You can read more about your online rights, including copyrights here: http://www.chillingeffects.org
Where did you get the photo of the man in the mask? Is it free or under copyright?
Thanks!
Michael, it is from iStockphoto, so you have to pay to use it.
Okay. Thanks!
Hi, I’ve just had an AMERICAN steal the code from my site, which I worked on for months, and now he’s got exactly the same design as me! I too found out through Google Analytics. My designer and I are now working on busting his butt. Worse, he touts himself as a designer. Good grief!
Thanks for the good advice. Let’s hope the cease and desist letter works.
Hello all, I know this is a little off topic, but what about screenshots or a web site. Recently screenshots of a site I own and develop showed up on a blog I don’t care for. Can I ask them to remove those images?
LG, your problem is the fault of the terrible bad services provided by Godaddy
What happens is that they do not clear IP addresses properly so they assign somebody the same ip address you use and the websites will end up with the same content as you created.
It’s a big headache and it took me about 4 months to figure it out and get all back to normal.
The best thing to do is to write to Godaddy, and explain the problem to them.
When you check your ip address online you will see that the other website is listed under the same address.
When the content is removed make sure it will return a 404 so the pages will be de-indexed by google.
And yet this post is about the handling after you have been ripped unlike the title promises the prevention of being ripped, which is a bit disappointing.
The big downside of encrypting the code is that it needs to be displayed after all, so in one way or another, even with simple tools it can easily be ripped.
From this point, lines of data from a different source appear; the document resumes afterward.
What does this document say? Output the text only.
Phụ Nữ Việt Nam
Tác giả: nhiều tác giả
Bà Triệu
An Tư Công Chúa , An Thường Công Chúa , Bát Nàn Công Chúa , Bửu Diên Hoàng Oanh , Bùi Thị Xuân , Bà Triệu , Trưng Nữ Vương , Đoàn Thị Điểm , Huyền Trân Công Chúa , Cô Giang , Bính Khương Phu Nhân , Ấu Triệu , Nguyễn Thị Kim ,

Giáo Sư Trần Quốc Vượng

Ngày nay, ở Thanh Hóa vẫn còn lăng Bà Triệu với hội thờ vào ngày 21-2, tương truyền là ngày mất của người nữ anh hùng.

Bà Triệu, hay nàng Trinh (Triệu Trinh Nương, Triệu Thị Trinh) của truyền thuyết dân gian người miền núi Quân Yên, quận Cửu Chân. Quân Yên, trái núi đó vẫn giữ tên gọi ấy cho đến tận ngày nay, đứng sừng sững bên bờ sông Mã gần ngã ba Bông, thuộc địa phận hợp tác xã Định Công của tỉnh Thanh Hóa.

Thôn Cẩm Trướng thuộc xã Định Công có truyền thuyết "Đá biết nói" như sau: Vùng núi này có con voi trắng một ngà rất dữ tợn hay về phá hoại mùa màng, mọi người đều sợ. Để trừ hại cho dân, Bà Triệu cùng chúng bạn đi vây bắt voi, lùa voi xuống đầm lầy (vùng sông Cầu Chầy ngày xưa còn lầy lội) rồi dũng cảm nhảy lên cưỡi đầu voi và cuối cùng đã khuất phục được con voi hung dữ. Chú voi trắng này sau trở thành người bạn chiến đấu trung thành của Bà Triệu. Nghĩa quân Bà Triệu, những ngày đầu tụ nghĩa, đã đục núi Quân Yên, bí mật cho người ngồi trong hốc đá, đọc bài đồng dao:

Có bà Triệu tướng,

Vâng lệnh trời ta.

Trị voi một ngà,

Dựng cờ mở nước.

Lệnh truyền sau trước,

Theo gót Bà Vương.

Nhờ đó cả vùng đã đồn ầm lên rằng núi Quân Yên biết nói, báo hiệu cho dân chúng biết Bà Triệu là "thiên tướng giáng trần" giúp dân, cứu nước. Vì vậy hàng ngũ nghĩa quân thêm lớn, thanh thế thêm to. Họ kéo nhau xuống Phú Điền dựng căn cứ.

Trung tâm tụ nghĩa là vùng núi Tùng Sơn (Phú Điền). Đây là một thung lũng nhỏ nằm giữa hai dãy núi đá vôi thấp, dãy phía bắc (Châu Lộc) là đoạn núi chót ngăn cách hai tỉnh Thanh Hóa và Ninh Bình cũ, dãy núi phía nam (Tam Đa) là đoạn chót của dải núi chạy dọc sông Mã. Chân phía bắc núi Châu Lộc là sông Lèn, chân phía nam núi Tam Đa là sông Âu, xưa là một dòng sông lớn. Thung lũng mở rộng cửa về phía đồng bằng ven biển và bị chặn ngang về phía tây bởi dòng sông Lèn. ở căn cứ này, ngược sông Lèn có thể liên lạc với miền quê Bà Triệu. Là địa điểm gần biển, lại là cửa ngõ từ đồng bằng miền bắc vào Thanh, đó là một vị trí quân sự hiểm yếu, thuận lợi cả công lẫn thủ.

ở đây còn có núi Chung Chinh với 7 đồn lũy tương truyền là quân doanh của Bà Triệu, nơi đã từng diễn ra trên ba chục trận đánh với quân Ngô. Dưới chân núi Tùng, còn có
A great way I have found to protect a website from ripping is by using a transparent gif with a link to a trap url (make sure robots.txt prevents search engines from going there) which adds everyone visiting the url to .htaccess deny.
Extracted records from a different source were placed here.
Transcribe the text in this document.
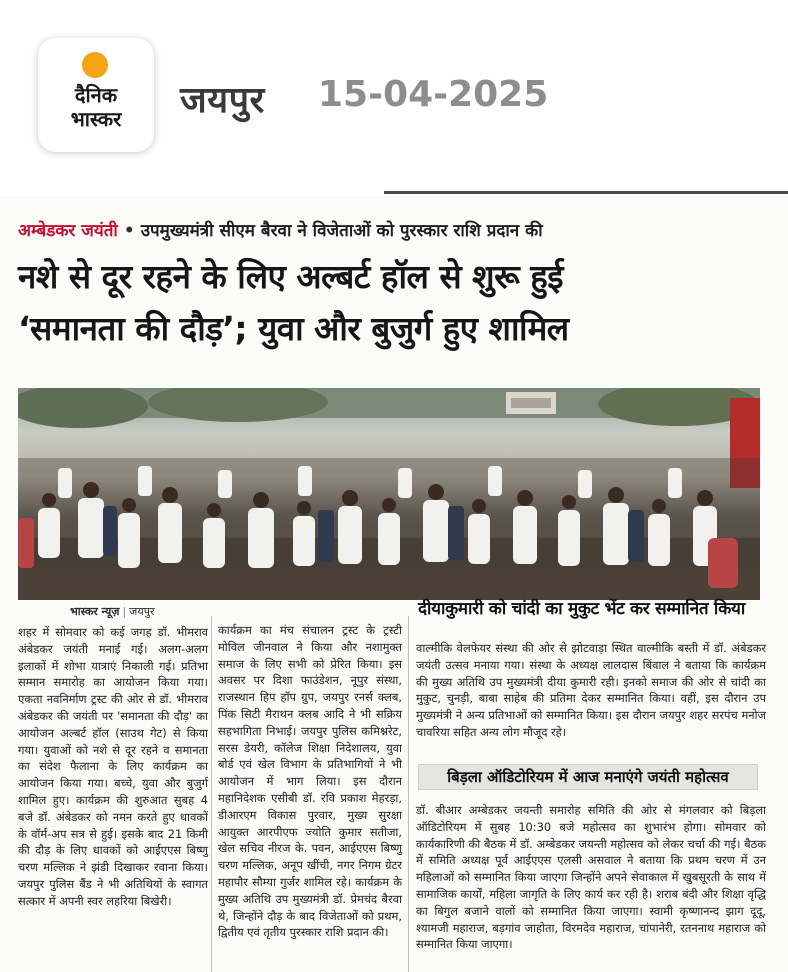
दैनिक
भास्कर	जयपुर 15-04-2025
अम्बेडकर जयंती • उपमुख्यमंत्री सीएम बैरवा ने विजेताओं को पुरस्कार राशि प्रदान की
नशे से दूर रहने के लिए अल्बर्ट हॉल से शुरू हुई
‘समानता की दौड़’; युवा और बुजुर्ग हुए शामिल
भास्कर न्यूज़ | जयपुर
शहर में सोमवार को कई जगह डॉ. भीमराव अंबेडकर जयंती मनाई गई। अलग-अलग इलाकों में शोभा यात्राएं निकाली गई। प्रतिभा सम्मान समारोह का आयोजन किया गया। एकता नवनिर्माण ट्रस्ट की ओर से डॉ. भीमराव अंबेडकर की जयंती पर 'समानता की दौड़' का आयोजन अल्बर्ट हॉल (साउथ गेट) से किया गया। युवाओं को नशे से दूर रहने व समानता का संदेश फैलाना के लिए कार्यक्रम का आयोजन किया गया। बच्चे, युवा और बुजुर्ग शामिल हुए। कार्यक्रम की शुरुआत सुबह 4 बजे डॉ. अंबेडकर को नमन करते हुए धावकों के वॉर्म-अप सत्र से हुई। इसके बाद 21 किमी की दौड़ के लिए धावकों को आईएएस बिष्णु चरण मल्लिक ने झंडी दिखाकर रवाना किया। जयपुर पुलिस बैंड ने भी अतिथियों के स्वागत सत्कार में अपनी स्वर लहरिया बिखेरी।
कार्यक्रम का मंच संचालन ट्रस्ट के ट्रस्टी मोविल जीनवाल ने किया और नशामुक्त समाज के लिए सभी को प्रेरित किया। इस अवसर पर दिशा फाउंडेशन, नूपुर संस्था, राजस्थान हिप हॉप ग्रुप, जयपुर रनर्स क्लब, पिंक सिटी मैराथन क्लब आदि ने भी सक्रिय सहभागिता निभाई। जयपुर पुलिस कमिश्नरेट, सरस डेयरी, कॉलेज शिक्षा निदेशालय, युवा बोर्ड एवं खेल विभाग के प्रतिभागियों ने भी आयोजन में भाग लिया। इस दौरान महानिदेशक एसीबी डॉ. रवि प्रकाश मेहरड़ा, डीआरएम विकास पुरवार, मुख्य सुरक्षा आयुक्त आरपीएफ ज्योति कुमार सतीजा, खेल सचिव नीरज के. पवन, आईएएस बिष्णु चरण मल्लिक, अनूप खींची, नगर निगम ग्रेटर महापौर सौम्या गुर्जर शामिल रहे। कार्यक्रम के मुख्य अतिथि उप मुख्यमंत्री डॉ. प्रेमचंद बैरवा थे, जिन्होंने दौड़ के बाद विजेताओं को प्रथम, द्वितीय एवं तृतीय पुरस्कार राशि प्रदान की।
दीयाकुमारी को चांदी का मुकुट भेंट कर सम्मानित किया
वाल्मीकि वेलफेयर संस्था की ओर से झोटवाड़ा स्थित वाल्मीकि बस्ती में डॉ. अंबेडकर जयंती उत्सव मनाया गया। संस्था के अध्यक्ष लालदास बिंवाल ने बताया कि कार्यक्रम की मुख्य अतिथि उप मुख्यमंत्री दीया कुमारी रही। इनको समाज की ओर से चांदी का मुकुट, चुनड़ी, बाबा साहेब की प्रतिमा देकर सम्मानित किया। वहीं, इस दौरान उप मुख्यमंत्री ने अन्य प्रतिभाओं को सम्मानित किया। इस दौरान जयपुर शहर सरपंच मनोज चावरिया सहित अन्य लोग मौजूद रहे।
बिड़ला ऑडिटोरियम में आज मनाएंगे जयंती महोत्सव
डॉ. बीआर अम्बेडकर जयन्ती समारोह समिति की ओर से मंगलवार को बिड़ला ऑडिटोरियम में सुबह 10:30 बजे महोत्सव का शुभारंभ होगा। सोमवार को कार्यकारिणी की बैठक में डॉ. अम्बेडकर जयन्ती महोत्सव को लेकर चर्चा की गई। बैठक में समिति अध्यक्ष पूर्व आईएएस एलसी असवाल ने बताया कि प्रथम चरण में उन महिलाओं को सम्मानित किया जाएगा जिन्होंने अपने सेवाकाल में खुबसूरती के साथ में सामाजिक कार्यों, महिला जागृति के लिए कार्य कर रही है। शराब बंदी और शिक्षा वृद्धि का बिगुल बजाने वालों को सम्मानित किया जाएगा। स्वामी कृष्णानन्द झाग दूदू, श्यामजी महाराज, बड़गांव जाहोता, विरमदेव महाराज, चांपानेरी, रतननाथ महाराज को सम्मानित किया जाएगा।
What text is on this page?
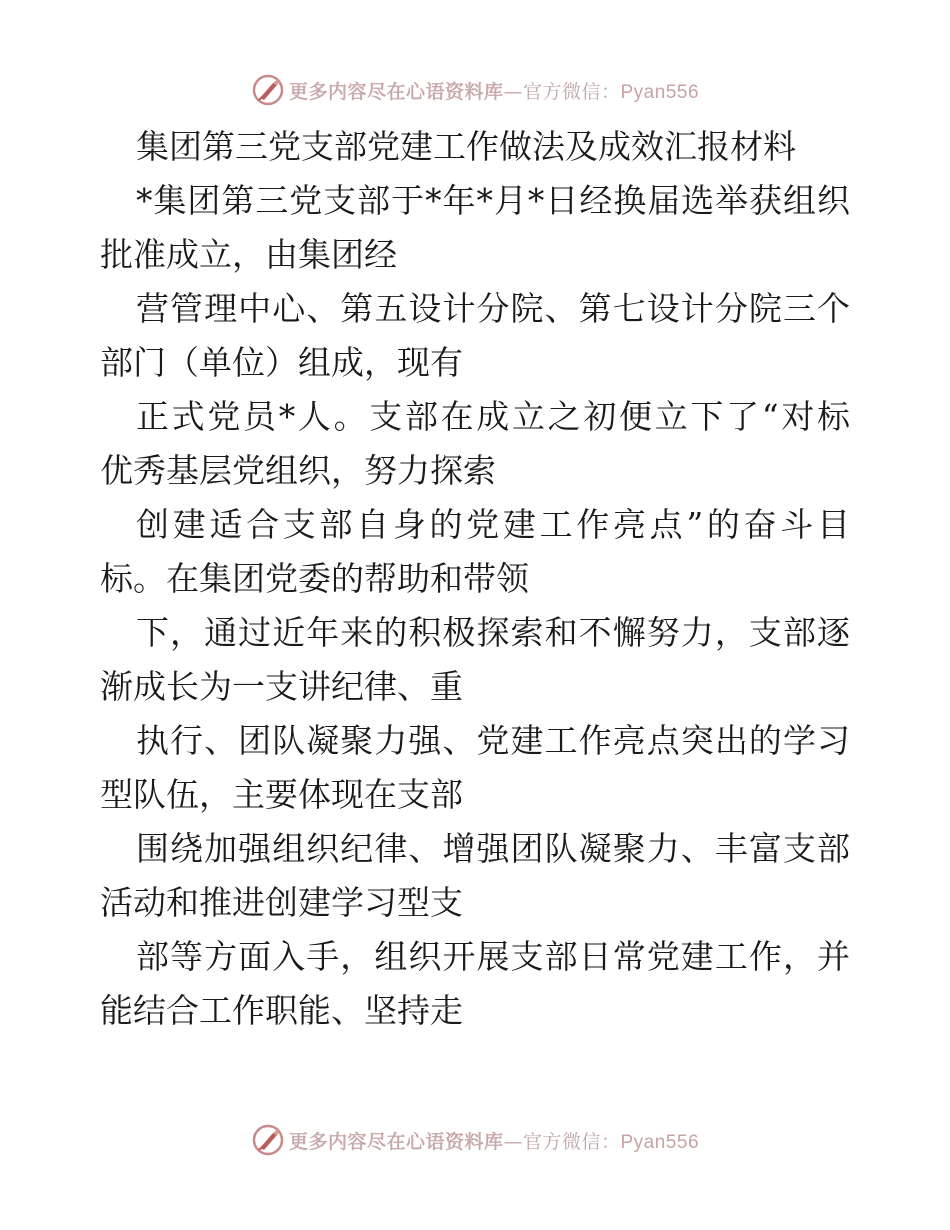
更多内容尽在心语资料库—官方微信：Pyan556
集团第三党支部党建工作做法及成效汇报材料
*集团第三党支部于*年*月*日经换届选举获组织
批准成立，由集团经
营管理中心、第五设计分院、第七设计分院三个
部门（单位）组成，现有
正式党员*人。支部在成立之初便立下了“对标
优秀基层党组织，努力探索
创建适合支部自身的党建工作亮点”的奋斗目
标。在集团党委的帮助和带领
下，通过近年来的积极探索和不懈努力，支部逐
渐成长为一支讲纪律、重
执行、团队凝聚力强、党建工作亮点突出的学习
型队伍，主要体现在支部
围绕加强组织纪律、增强团队凝聚力、丰富支部
活动和推进创建学习型支
部等方面入手，组织开展支部日常党建工作，并
能结合工作职能、坚持走
更多内容尽在心语资料库—官方微信：Pyan556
Most rippers want everything and thus overide “follow robot.txt rules” and thus end up being blocked.
The downside fo it, that even google crawls over these pages now and then, so you have to take them off deny.
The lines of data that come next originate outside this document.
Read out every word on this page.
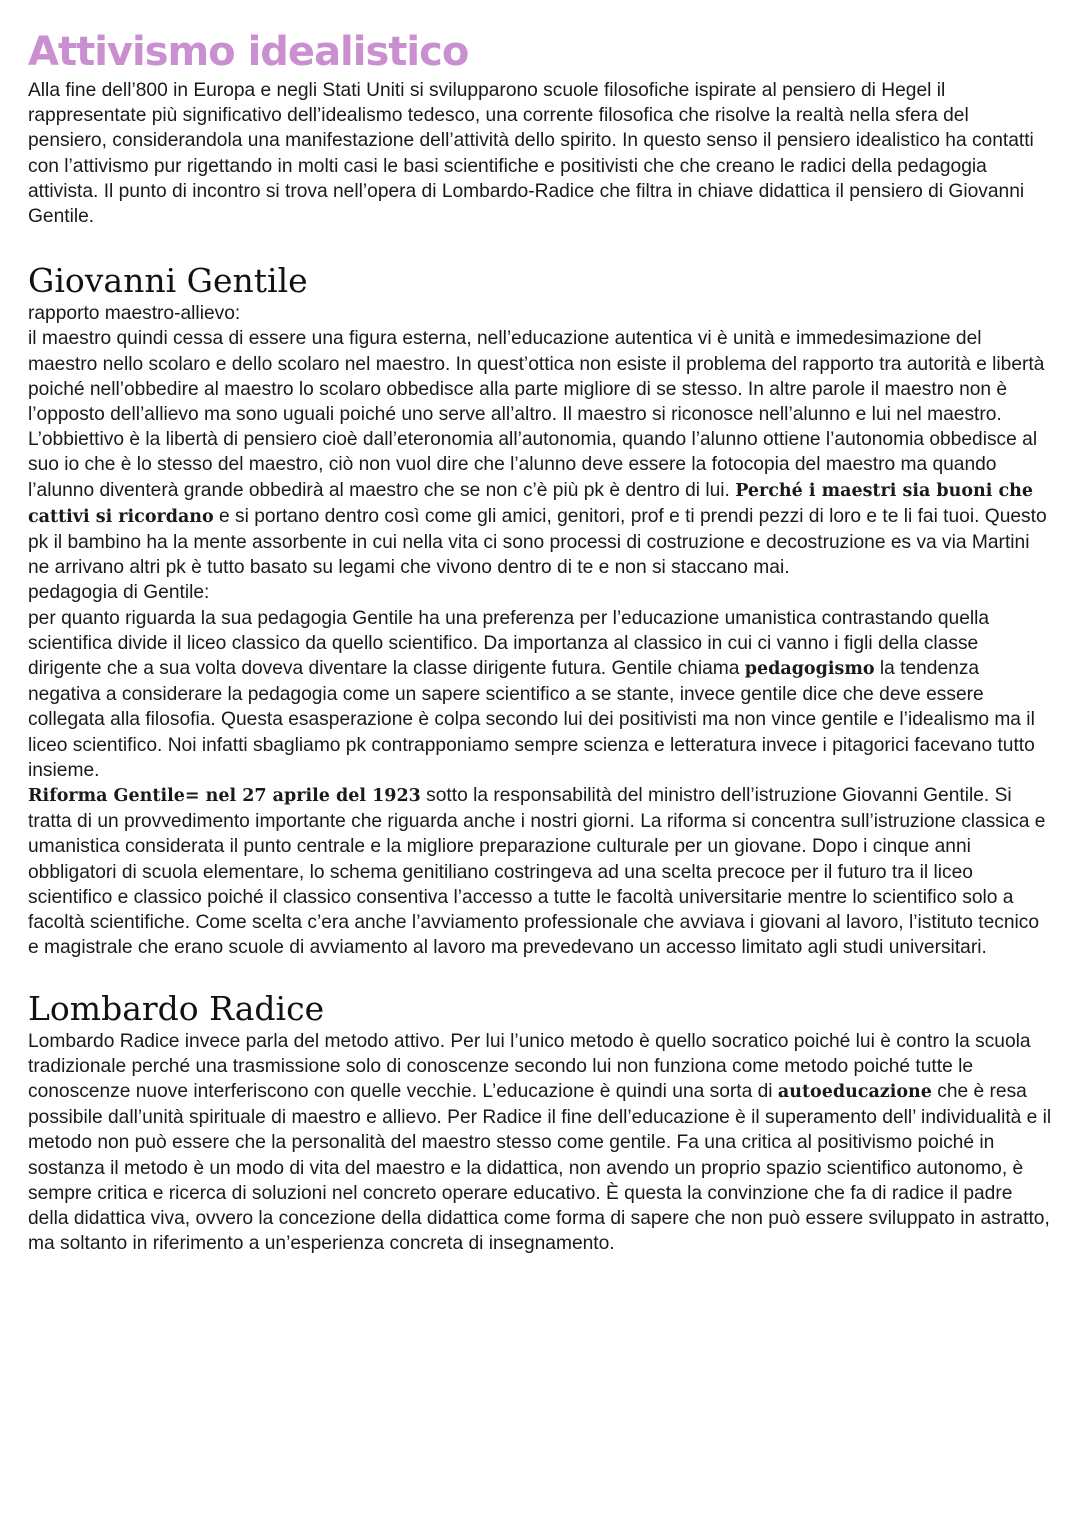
Attivismo idealistico

Alla fine dell’800 in Europa e negli Stati Uniti si svilupparono scuole filosofiche ispirate al pensiero di Hegel il rappresentate più significativo dell’idealismo tedesco, una corrente filosofica che risolve la realtà nella sfera del pensiero, considerandola una manifestazione dell’attività dello spirito. In questo senso il pensiero idealistico ha contatti con l’attivismo pur rigettando in molti casi le basi scientifiche e positivisti che che creano le radici della pedagogia attivista. Il punto di incontro si trova nell’opera di Lombardo-Radice che filtra in chiave didattica il pensiero di Giovanni Gentile.

Giovanni Gentile

rapporto maestro-allievo:

il maestro quindi cessa di essere una figura esterna, nell’educazione autentica vi è unità e immedesimazione del maestro nello scolaro e dello scolaro nel maestro. In quest’ottica non esiste il problema del rapporto tra autorità e libertà poiché nell’obbedire al maestro lo scolaro obbedisce alla parte migliore di se stesso. In altre parole il maestro non è l’opposto dell’allievo ma sono uguali poiché uno serve all’altro. Il maestro si riconosce nell’alunno e lui nel maestro. L’obbiettivo è la libertà di pensiero cioè dall’eteronomia all’autonomia, quando l’alunno ottiene l’autonomia obbedisce al suo io che è lo stesso del maestro, ciò non vuol dire che l’alunno deve essere la fotocopia del maestro ma quando l’alunno diventerà grande obbedirà al maestro che se non c’è più pk è dentro di lui. Perché i maestri sia buoni che cattivi si ricordano e si portano dentro così come gli amici, genitori, prof e ti prendi pezzi di loro e te li fai tuoi. Questo pk il bambino ha la mente assorbente in cui nella vita ci sono processi di costruzione e decostruzione es va via Martini ne arrivano altri pk è tutto basato su legami che vivono dentro di te e non si staccano mai.

pedagogia di Gentile:

per quanto riguarda la sua pedagogia Gentile ha una preferenza per l’educazione umanistica contrastando quella scientifica divide il liceo classico da quello scientifico. Da importanza al classico in cui ci vanno i figli della classe dirigente che a sua volta doveva diventare la classe dirigente futura. Gentile chiama pedagogismo la tendenza negativa a considerare la pedagogia come un sapere scientifico a se stante, invece gentile dice che deve essere collegata alla filosofia. Questa esasperazione è colpa secondo lui dei positivisti ma non vince gentile e l’idealismo ma il liceo scientifico. Noi infatti sbagliamo pk contrapponiamo sempre scienza e letteratura invece i pitagorici facevano tutto insieme.

Riforma Gentile= nel 27 aprile del 1923 sotto la responsabilità del ministro dell’istruzione Giovanni Gentile. Si tratta di un provvedimento importante che riguarda anche i nostri giorni. La riforma si concentra sull’istruzione classica e umanistica considerata il punto centrale e la migliore preparazione culturale per un giovane. Dopo i cinque anni obbligatori di scuola elementare, lo schema genitiliano costringeva ad una scelta precoce per il futuro tra il liceo scientifico e classico poiché il classico consentiva l’accesso a tutte le facoltà universitarie mentre lo scientifico solo a facoltà scientifiche. Come scelta c’era anche l’avviamento professionale che avviava i giovani al lavoro, l’istituto tecnico e magistrale che erano scuole di avviamento al lavoro ma prevedevano un accesso limitato agli studi universitari.

Lombardo Radice

Lombardo Radice invece parla del metodo attivo. Per lui l’unico metodo è quello socratico poiché lui è contro la scuola tradizionale perché una trasmissione solo di conoscenze secondo lui non funziona come metodo poiché tutte le conoscenze nuove interferiscono con quelle vecchie. L’educazione è quindi una sorta di autoeducazione che è resa possibile dall’unità spirituale di maestro e allievo. Per Radice il fine dell’educazione è il superamento dell’ individualità e il metodo non può essere che la personalità del maestro stesso come gentile. Fa una critica al positivismo poiché in sostanza il metodo è un modo di vita del maestro e la didattica, non avendo un proprio spazio scientifico autonomo, è sempre critica e ricerca di soluzioni nel concreto operare educativo. È questa la convinzione che fa di radice il padre della didattica viva, ovvero la concezione della didattica come forma di sapere che non può essere sviluppato in astratto, ma soltanto in riferimento a un’esperienza concreta di insegnamento.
Another problem with encrypting your code is that every time you need to modify something or add a new feature you have to decrypt it and then re-crypt it.
I find that the vast majority of people ripping websites will have knowledge about decrypting but the Cease and Desist letters should work a treat.
This is happening to me right this very moment. I am furious. I am Googling how to resolve it and found this article. Thanks.
Site spoofing, thanks Steve. That is what it is.
Someone has made a complete copy of my site only with a new domain name. Even posing as me with photos of my daughter and I. It is a popular site receiving lots of traffic so obviously the idiots that have done this are trying to steal my traffic.
They have hidden their name with Domains By Proxy so I cant send a cease and desist letter. I have contacted the domain register, ICANN, the hosting company and Domains by Proxy – they cannot help me. I am at my wits end.
For a nominal amount DMCA say they can get the site taken down. Thoughts?
Any help, suggestions is appreciated
LG
Please go to Google webmaster forum and explain your problem
I’m currently having the exact problem and they are pointing to your IP through their DNS
It appears to be a problem caused by websites hosted at Godaddy
Changing webhost, adding canonical tags, should resolve it eventually
While looking over my google results for my URL I found some duplicate articles in Spanish. Great article give me at least some idea of what to do.
It’s happening everywhere every second. Some cheap crappy guys were ripping off my 9 year old .com blog, and running it in blogspot only for adsense. So pathetic.
There was nothing I could do, Internet really got a problem in here.